Home | About | Sematext search-lucene.com search-hadoop.com
 Search Hadoop and all its subprojects:

Switch to Threaded View
Hadoop, mail # dev - Hadoop Configuration Files


Copy link to this message
-
Re: Hadoop Configuration Files
Steve Loughran 2011-09-26, 13:32
On 24/09/11 15:48, Harsh J wrote:
> There are specific derivatives of Configuration class that each read
> certain *-site.xml files. This is because the XML files are service
> specific.
>

I'm confused now.

My belief is that when a default configuration file is pushed to the
list via Configuration.addDefaultResource(), then all Configuration
instances that are created after that get the config, whether they are
Configuration instances or subclasses thereof.

For example, JobConf explicitly adds the MR files

   static{
     Configuration.addDefaultResource("mapred-default.xml");
     Configuration.addDefaultResource("mapred-site.xml");
   }
If the resource hasn't been loaded already, that loading triggers a
reload of all existing configurations with the loadResource flag set

/* in org.apache.hadoop.conf.Configuration */

   public static synchronized void addDefaultResource(String name) {
     if(!defaultResources.contains(name)) {
       defaultResources.add(name);
       for(Configuration conf : REGISTRY.keySet()) {
         if(conf.loadDefaults) {
           conf.reloadConfiguration();
         }
       }
     }
   }

Configuration.loadResource  is true unless you construct an instance
with new Configuration(false); the state propagates when you create a
new Configuration instance off another.

The way the constructor adds all Configuration instances to the static
(weak ref)  REGISTRY map is inefficient as the loadDefaults flag is only
ever set in the ASF codebase at construction time; it would be better to
make that flag static and only register instances with loadDefaults = true

Now, for some extra fun, Configuration.reloadConfiguration() is not
final. Which allows subclasses to do it, before even their static
construction/initialisation is fully complete. I know this as I have
done it, and would not recommend it to anyone. You can end up in that
weird world of class initialisation time stack traces.

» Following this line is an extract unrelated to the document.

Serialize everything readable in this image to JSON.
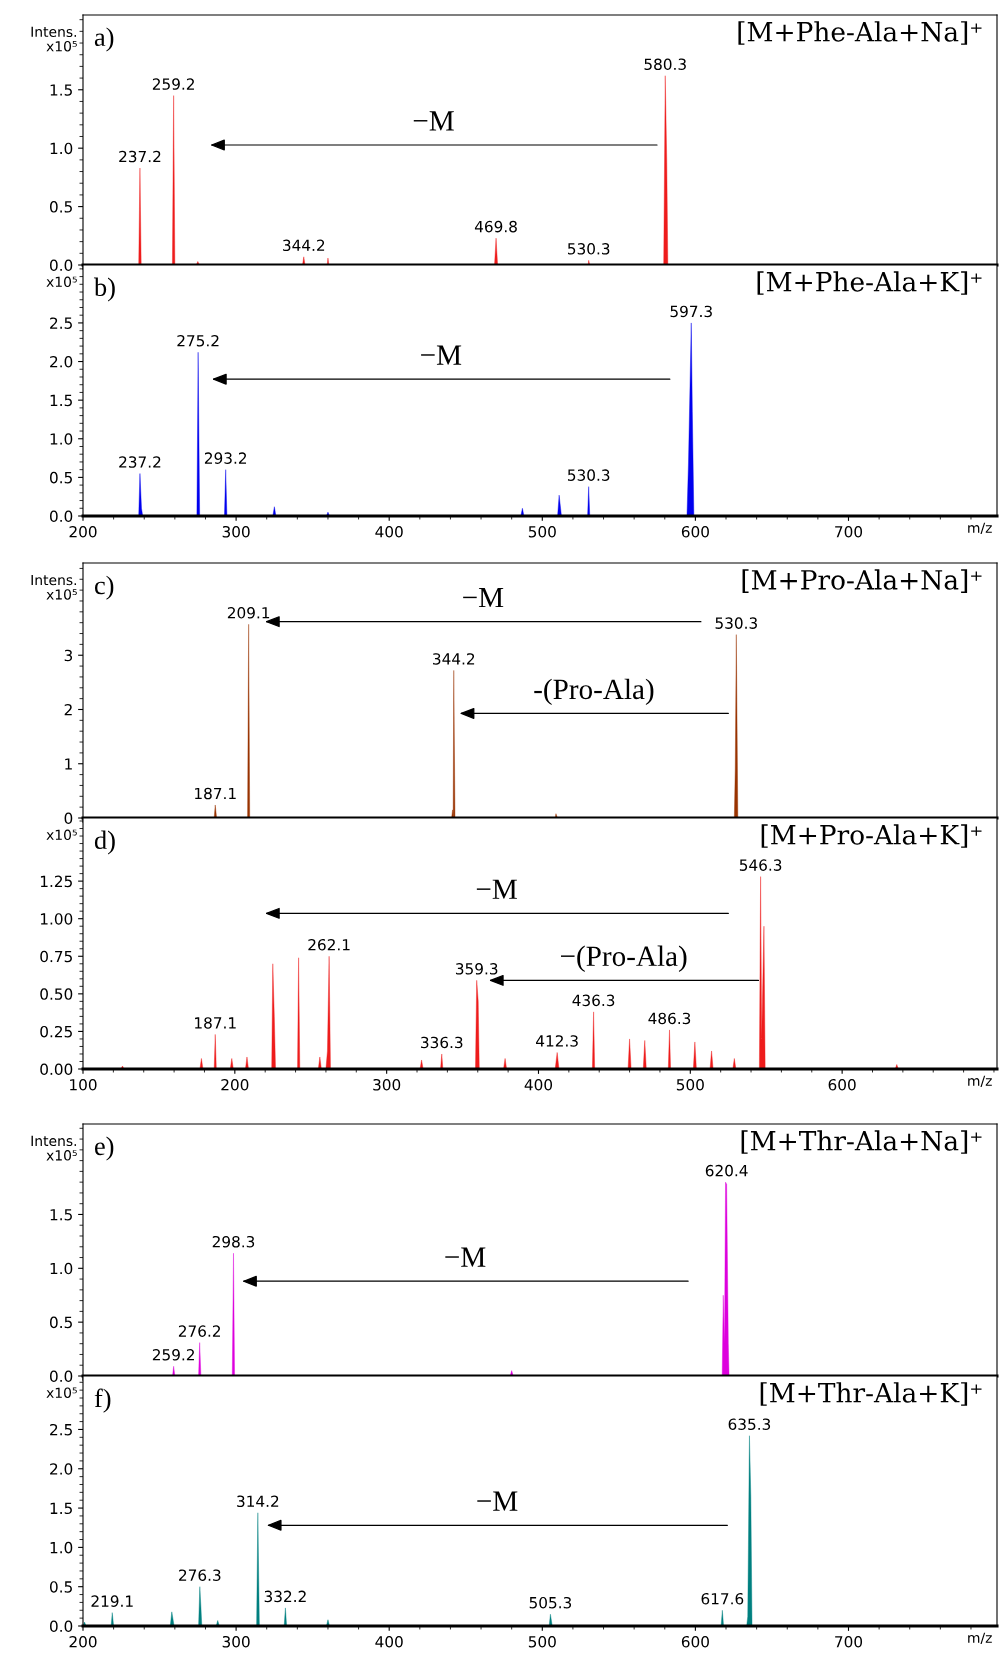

To clean up Configuration, then, I would
  -make reloadConfiguration final
  -make loadDefaults static
  -only add confs to the keySet if loadDefaults = true
  -add some debug strings to see whats going on/wrong.

This would break my code, but that's OK. What I did was not something
I'd recommend to anyone else, and that class of mine is now marked as
@Deprecated in my own codebase, as it was more trouble than it was
worth. What was it trying to do? Get a live config from a Configuration
Management service, and retain that bonding to the CM infrastructure
even when cloned. This stops working once you start
serializing/deserializing them, so it's not worth the hassle.